Elegy (Bran and Manannan)
The God in the Sea Greets Bran
In the Land of the Waves
(from the Eighth-Century Irish “Voyage of Bran”)
transl. Seamus Heaney
When Bran and his companions had been at sea for two days and two nights, they saw a man in a chariot coming toward them over the sea. The man sang to them and made himself known, saying he was Manannan. These are some of the verses he sang:
Bran is astonished at the beauty of the waters;
his coracle lifts on the clear wave.
I ride where he rows; my chariot plunges, I
surge through a blossoming plain.
Bran rolls with his boat, the sea lifts and
lays him, he leans to the prow.
My chariot axle threshes a surf of wildflowers,
my wheels are spattered with flower juice.
Bran sees the backs of the waves like the quick
backs of dolphins; the sea surface glitters.
I see greensward, wild roses and clover,
the pelt of the grazing.
You look and next thing salmon leap out
of the foam; mother-wet silver.
They are my calves, my calves’ licks, my
lambs, my bleating cavorters.
One chariot, one charioteer—me at full tilt—
that’s all you can see.
You are blind to what’s here.

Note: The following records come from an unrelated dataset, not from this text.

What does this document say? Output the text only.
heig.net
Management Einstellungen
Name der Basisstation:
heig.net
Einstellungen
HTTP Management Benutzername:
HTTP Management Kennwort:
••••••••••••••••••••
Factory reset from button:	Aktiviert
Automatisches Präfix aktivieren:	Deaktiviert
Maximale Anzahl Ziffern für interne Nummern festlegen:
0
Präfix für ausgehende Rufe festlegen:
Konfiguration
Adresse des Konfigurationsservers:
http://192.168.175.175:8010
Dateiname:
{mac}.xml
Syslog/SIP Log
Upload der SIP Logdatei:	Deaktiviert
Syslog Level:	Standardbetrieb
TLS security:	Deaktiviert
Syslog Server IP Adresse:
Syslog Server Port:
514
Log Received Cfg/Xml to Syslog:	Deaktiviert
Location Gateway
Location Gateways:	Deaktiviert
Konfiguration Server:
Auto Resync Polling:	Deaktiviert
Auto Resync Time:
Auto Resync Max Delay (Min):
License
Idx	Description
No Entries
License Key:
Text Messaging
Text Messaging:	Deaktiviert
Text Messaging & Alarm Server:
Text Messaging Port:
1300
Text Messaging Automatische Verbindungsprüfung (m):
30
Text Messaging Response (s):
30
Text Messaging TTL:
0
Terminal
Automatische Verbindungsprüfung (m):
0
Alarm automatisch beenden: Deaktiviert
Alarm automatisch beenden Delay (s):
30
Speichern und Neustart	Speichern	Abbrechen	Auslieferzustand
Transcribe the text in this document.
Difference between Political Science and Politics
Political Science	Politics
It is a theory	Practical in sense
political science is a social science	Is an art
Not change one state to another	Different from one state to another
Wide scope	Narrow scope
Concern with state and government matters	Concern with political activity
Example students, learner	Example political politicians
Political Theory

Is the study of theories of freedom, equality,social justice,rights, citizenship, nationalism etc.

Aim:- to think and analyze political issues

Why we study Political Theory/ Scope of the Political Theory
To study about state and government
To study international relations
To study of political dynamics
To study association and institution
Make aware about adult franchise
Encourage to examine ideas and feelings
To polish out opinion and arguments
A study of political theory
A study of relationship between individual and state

The land is a drumming
of hoofbeats, a mane-flow, a host at full gallop.
The land is immense, we swarm in its
bounty, it flourishes for us.
You are welcome; from the prow, gather up
the fruit of the branches.
Men and women, lovely, at ease among
windfalls. No sin and no forcing.
They rise off the forest floor, they pour
out the wine.
We are from the beginning, won’t grow
old or go under the earth.
We cannot imagine debility; we
are unmarked by guilt.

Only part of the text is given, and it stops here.